Timothy McGuine, a researcher in the study conducted by the University of Wisconsin and Medical College of Wisconsin, said helmet research has always been an interest of researchers here at UW, and he first started working on helmet research more than 20 years ago. Researchers began the study because they wanted to tackle the issue of concussions in football.
McGuine said a big concern he heard from parents and coaches was whether or not schools should update their helmets and buy the more expensive ones that are thought to be safer than cheaper ones, or if no difference difference existed between them.
In order to conduct the study, researchers contacted schools and athletic trainers across the state, McGuine said. Each trainer collected data for his or her high school, he said.
Athletic trainers tallied various variables about each player on a team, their age and how many years they had played tackle football, and tracked their progress once the season began, McGuine said.

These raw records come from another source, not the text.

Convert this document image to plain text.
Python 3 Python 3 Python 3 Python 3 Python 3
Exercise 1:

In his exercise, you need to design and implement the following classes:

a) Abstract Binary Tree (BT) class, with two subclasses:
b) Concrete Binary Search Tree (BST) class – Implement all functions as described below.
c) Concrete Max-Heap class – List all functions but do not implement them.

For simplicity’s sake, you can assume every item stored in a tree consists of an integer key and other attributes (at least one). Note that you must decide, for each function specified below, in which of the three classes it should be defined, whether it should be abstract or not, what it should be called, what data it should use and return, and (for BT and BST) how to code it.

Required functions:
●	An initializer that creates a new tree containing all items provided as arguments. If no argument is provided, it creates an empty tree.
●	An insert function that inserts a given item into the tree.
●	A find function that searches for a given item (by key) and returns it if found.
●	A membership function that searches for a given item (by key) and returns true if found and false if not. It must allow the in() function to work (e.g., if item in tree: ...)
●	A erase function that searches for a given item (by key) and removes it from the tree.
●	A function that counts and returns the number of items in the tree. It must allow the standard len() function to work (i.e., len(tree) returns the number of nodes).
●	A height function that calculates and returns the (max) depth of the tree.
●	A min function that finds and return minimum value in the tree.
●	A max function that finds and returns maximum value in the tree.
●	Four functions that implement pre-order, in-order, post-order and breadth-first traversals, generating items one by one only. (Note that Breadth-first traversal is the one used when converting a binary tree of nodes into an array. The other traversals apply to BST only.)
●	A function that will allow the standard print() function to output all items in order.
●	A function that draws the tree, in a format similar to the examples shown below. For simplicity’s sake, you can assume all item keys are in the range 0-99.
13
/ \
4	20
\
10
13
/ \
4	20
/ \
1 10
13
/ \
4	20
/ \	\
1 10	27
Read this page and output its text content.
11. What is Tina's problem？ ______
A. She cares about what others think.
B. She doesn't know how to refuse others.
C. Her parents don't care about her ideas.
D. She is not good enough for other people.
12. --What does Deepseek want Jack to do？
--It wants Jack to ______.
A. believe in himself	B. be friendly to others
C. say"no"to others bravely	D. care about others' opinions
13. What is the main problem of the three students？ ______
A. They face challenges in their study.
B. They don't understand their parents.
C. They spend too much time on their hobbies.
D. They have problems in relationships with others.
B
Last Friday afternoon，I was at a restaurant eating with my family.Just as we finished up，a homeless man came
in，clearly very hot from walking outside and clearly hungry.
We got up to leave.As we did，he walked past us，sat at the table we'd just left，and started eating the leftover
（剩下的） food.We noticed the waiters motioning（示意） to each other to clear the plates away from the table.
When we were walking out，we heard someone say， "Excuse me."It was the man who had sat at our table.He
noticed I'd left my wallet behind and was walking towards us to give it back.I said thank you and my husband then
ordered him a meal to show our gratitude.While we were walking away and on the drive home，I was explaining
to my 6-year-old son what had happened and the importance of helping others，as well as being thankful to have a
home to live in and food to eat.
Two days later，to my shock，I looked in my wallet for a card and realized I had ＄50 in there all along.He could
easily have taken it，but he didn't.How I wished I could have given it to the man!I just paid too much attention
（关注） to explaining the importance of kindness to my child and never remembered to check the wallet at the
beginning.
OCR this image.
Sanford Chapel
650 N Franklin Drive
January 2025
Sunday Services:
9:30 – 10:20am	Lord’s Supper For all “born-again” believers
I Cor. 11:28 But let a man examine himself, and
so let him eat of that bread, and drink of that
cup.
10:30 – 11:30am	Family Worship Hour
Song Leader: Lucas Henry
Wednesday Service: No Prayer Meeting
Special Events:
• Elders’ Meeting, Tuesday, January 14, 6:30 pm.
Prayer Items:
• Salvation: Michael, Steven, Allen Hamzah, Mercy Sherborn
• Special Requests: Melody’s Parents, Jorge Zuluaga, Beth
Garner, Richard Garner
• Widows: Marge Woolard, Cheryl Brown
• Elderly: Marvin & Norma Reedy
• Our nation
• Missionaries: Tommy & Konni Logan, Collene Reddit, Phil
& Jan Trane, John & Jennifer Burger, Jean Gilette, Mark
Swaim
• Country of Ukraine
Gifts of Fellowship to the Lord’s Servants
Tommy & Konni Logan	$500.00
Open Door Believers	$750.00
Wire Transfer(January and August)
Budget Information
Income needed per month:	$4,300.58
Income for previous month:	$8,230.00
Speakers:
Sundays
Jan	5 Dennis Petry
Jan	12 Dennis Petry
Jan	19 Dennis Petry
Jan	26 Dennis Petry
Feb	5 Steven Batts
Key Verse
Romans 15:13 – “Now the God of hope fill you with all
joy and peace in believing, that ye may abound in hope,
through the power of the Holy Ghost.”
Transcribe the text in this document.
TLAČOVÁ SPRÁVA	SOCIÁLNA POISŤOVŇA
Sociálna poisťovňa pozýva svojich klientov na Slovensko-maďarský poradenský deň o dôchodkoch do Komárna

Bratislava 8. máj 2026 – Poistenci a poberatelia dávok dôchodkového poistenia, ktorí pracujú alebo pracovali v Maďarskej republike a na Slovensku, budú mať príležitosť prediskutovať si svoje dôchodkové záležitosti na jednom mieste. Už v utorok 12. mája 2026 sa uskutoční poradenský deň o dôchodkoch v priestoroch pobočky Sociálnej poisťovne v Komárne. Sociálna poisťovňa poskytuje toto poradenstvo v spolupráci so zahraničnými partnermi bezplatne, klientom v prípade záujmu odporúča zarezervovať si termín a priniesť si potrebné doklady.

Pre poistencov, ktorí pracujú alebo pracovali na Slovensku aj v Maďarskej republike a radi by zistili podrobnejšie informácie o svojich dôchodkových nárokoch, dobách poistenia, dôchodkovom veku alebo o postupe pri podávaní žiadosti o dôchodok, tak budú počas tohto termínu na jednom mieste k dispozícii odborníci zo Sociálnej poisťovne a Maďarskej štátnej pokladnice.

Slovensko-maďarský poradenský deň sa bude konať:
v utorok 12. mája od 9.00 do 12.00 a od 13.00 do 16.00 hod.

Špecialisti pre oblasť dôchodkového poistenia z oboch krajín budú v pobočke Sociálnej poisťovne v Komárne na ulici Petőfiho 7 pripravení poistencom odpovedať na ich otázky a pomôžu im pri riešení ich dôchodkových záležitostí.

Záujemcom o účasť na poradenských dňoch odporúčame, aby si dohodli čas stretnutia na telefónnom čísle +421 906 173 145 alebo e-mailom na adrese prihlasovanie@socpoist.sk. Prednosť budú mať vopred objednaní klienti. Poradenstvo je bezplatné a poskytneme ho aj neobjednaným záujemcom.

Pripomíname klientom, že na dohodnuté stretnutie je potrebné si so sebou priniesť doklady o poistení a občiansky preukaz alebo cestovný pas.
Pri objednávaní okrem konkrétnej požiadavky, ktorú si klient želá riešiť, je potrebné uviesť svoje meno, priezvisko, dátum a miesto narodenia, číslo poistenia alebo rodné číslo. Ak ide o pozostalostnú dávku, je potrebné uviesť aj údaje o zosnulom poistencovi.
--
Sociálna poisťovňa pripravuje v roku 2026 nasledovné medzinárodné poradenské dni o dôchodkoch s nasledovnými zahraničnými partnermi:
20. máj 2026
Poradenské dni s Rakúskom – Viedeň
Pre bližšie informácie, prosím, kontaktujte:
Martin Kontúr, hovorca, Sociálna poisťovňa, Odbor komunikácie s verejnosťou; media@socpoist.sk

Athletic trainers recorded whether a player practiced, played in the game and the playing surface, McGuine said. Players with concussions were monitored, he said.
The information was collected into data logs for the researchers to analyze. The three major brands they pooled research for are Riddell, Schutt and Xenith, he said.
“Once we look at the demographic information after the season is over, we can chart what happened with participants over the course of the season and start to conclude things from this study,” McGuine said.
Researchers found nearly the same percentage of athletes are getting concussions regardless of the different brands of helmets, so the make and model do not seem to be making a difference, McGuine said. The age of the helmet also had no impact on the probability of a player getting a concussion, he said.
The biggest difference between the helmet brands was that each helmet seemed to be shaped differently, so what a school could do to boost safety for players is buy a variety of helmets to accommodate various head shapes among players, McGuine said.
Dennis Helwig, UW assistant athletic director for sports medicine, said educating athletes is key when it comes to concussion prevention. He said he thinks there has been a successful effort to bring head injury education to the forefront for kids.
“Kids are more forthcoming with reporting their symptoms with all of the education and all of the emphasis that has been put on reporting their concussion symptoms, so I think that the progress that has been made has really come from athletes that have great awareness of their symptoms,” Helwig said.
UW players have a good awareness of what may come with a concussion and the consequences that can come from it if they come back too soon, Helwig said. Players also know they need to be self-aware of symptoms, he said.